[computer vision] Understanding Deep Image Representations by Inverting Them

PDF

Summary

CNNs, as well as classic computer vision features (e.g., SIFT, HOG), extracts some form of representations from images. In terms of SIFT, it’s the SIFT key points. In terms of CNN, it’s the activation maps of different layers. This paper tries to reconstruct the original image from these representations (i.e., inverting the transformation). Such reconstruction provides insight into what the algorithm is looking for in an image.

Formulating reconstruction as a gradient-descent-able optimization problem

The paper formulates the reconstruction problem as an end-to-end optimization problem. It adjusts the pixel values of the reconstructed image (x) to minimize an objective function.

Expected, the objective function is

(loss = l_2 distance of representation) + (regularization = natural image prior)

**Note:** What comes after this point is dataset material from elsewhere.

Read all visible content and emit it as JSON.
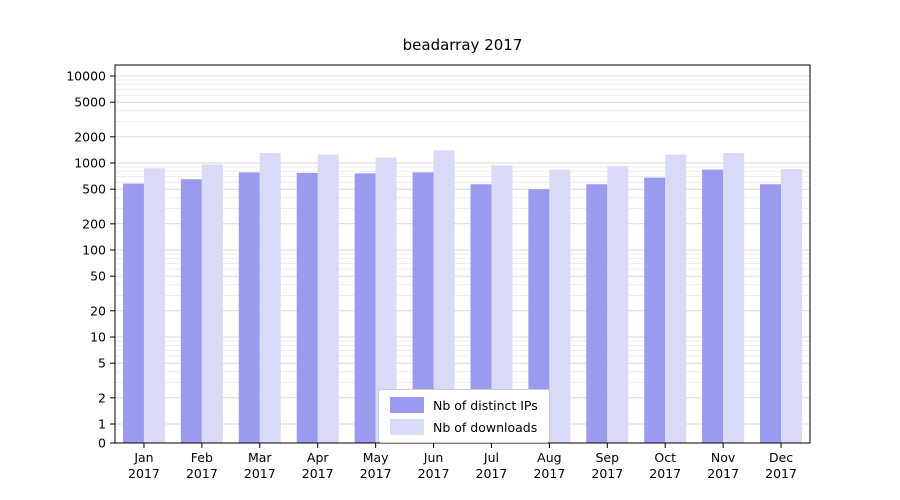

Usually, there are more than one “good” reconstructed images due to the non-convexity of the problem. It initializes the input with different seeds to obtain different samples.

This formulation treats the algorithm (CNN, SIFT, HOG) mostly as a black box. The only requirement is that the transformation needs to be differentiable, so that it can use gradient descent.

Implementing SIFT and HOG as DNN

The paper describes how we can implement SIFT and HOG in the form of DNN so that they become differentiable, amenable to gradient descent. Refer to the paper for details.

Observations

CNN

Reconstruction from early layers in CNN yields images that look photometrically similar to the original image.

Reconstruction from higher layers in CNN yields images that repeat “import parts” of the object or composite them in a different way.

Reconstructing from a smaller spatial region

The natural image prior drives the input pixels that reside outside the receptive field of the selected region to become “blank”.

Reconstructing from a subset of channels

Inverting a subset of channels from AlexNet shows some channels focus on shape while other focus on color. The same observation was also reported in the original AlexNet paper.